Core inflation exceeded expectations in the third quarter, and inflationary pressures were evident in a variety of consumer goods, especially in items where inflation takes longer to cool down, such as services. The Reserve of Australia believes inflation will take some time to return to target.
The impact of domestic demand over the past months on inflation expectations
The high elasticity of domestic demand has had an impact on inflation expectations. The Reserve of Australia expects a smaller slowdown in GDP growth and a reduction in unemployment in the future, which could add to inflationary pressures. Strong demand for goods and services may lead to an increase in prices, affecting inflation expectations.
It is important to note that inflation forecasts are not always 100% accurate and may be influenced by multiple factors. Higher prices of commodities such as oil and raw materials may lead to higher production costs and higher prices for finished products.
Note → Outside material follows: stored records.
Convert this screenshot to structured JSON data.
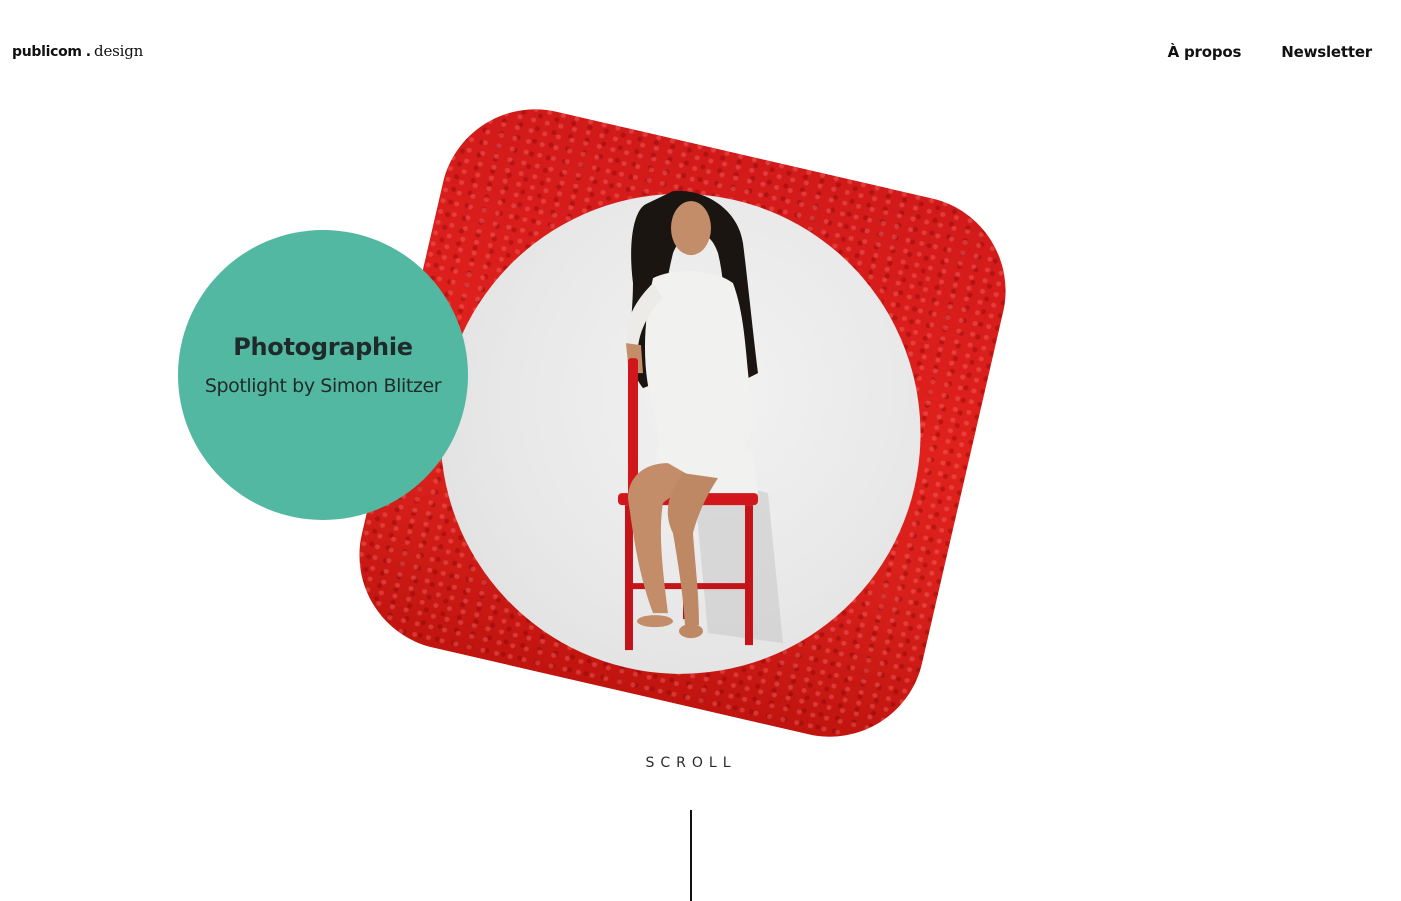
{
  "header": {
    "logo": {
      "word": "publicom",
      "dot": ".",
      "suffix": "design"
    },
    "nav": [
      {
        "label": "À propos"
      },
      {
        "label": "Newsletter"
      }
    ]
  },
  "hero": {
    "category": {
      "title": "Photographie",
      "subtitle": "Spotlight by Simon Blitzer"
    },
    "colors": {
      "circle": "#52b8a1",
      "backdrop": "#d8201b",
      "spotlight": "#e8e8e8"
    }
  },
  "scroll": {
    "label": "SCROLL"
  }
}
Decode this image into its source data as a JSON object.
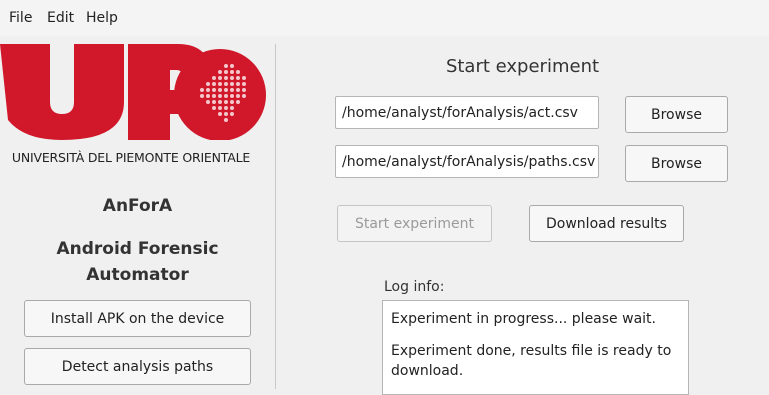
{
  "menu": {
    "file": "File",
    "edit": "Edit",
    "help": "Help"
  },
  "logo": {
    "letters": "UP",
    "university": "UNIVERSITÀ DEL PIEMONTE ORIENTALE",
    "brand_color": "#d0182a"
  },
  "sidebar": {
    "app_short": "AnForA",
    "app_full_line1": "Android Forensic",
    "app_full_line2": "Automator",
    "install_button": "Install APK on the device",
    "detect_button": "Detect analysis paths"
  },
  "main": {
    "title": "Start experiment",
    "act_path": "/home/analyst/forAnalysis/act.csv",
    "paths_path": "/home/analyst/forAnalysis/paths.csv",
    "browse_label": "Browse",
    "start_button": "Start experiment",
    "download_button": "Download results",
    "log_label": "Log info:",
    "log_lines": [
      "Experiment in progress... please wait.",
      "Experiment done, results file is ready to download."
    ]
  }
}
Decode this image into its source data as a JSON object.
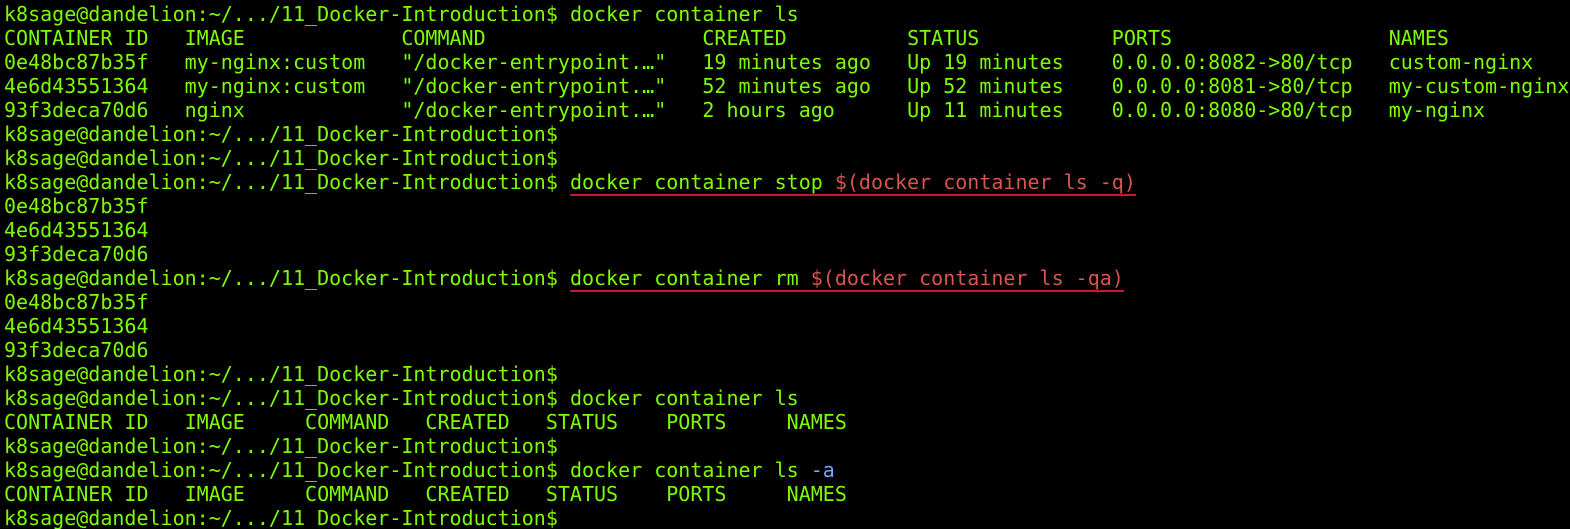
{
  "prompt": "k8sage@dandelion:~/.../11_Docker-Introduction$",
  "colors": {
    "text": "#7CFC00",
    "highlight": "#d9534f",
    "flag": "#6aa8ff",
    "underline": "#c9182b",
    "background": "#000000"
  },
  "cmd1": "docker container ls",
  "header1": "CONTAINER ID   IMAGE             COMMAND                  CREATED          STATUS           PORTS                  NAMES",
  "rows": [
    "0e48bc87b35f   my-nginx:custom   \"/docker-entrypoint.…\"   19 minutes ago   Up 19 minutes    0.0.0.0:8082->80/tcp   custom-nginx",
    "4e6d43551364   my-nginx:custom   \"/docker-entrypoint.…\"   52 minutes ago   Up 52 minutes    0.0.0.0:8081->80/tcp   my-custom-nginx",
    "93f3deca70d6   nginx             \"/docker-entrypoint.…\"   2 hours ago      Up 11 minutes    0.0.0.0:8080->80/tcp   my-nginx"
  ],
  "cmd_stop_prefix": "docker container stop ",
  "cmd_stop_sub": "$(docker container ls -q)",
  "stop_output": [
    "0e48bc87b35f",
    "4e6d43551364",
    "93f3deca70d6"
  ],
  "cmd_rm_prefix": "docker container rm ",
  "cmd_rm_sub": "$(docker container ls -qa)",
  "rm_output": [
    "0e48bc87b35f",
    "4e6d43551364",
    "93f3deca70d6"
  ],
  "cmd_ls": "docker container ls",
  "header_empty": "CONTAINER ID   IMAGE     COMMAND   CREATED   STATUS    PORTS     NAMES",
  "cmd_ls_a_prefix": "docker container ls ",
  "cmd_ls_a_flag": "-a"
}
In addition, changes in government policies, international trade, and geopolitical events may affect inflation expectations.
In general, rising long-term bond yields can have an impact on different economies. Higher bond yields may increase borrowing costs for businesses and individuals, reducing spending and investment. In the case of Australia, the RBA is closely monitoring the impact of higher bond yields on mortgages, consumption and investment.
The central bank should make its decisions based on a comprehensive assessment of the economy, current conditions and future expectations. It is important to strike a balance between maintaining financial stability and supporting economic growth. The central bank may decide to adopt various policies such as raising or lowering interest rates or implementing quantitative easing measures to affect the economy and inflation according to current conditions.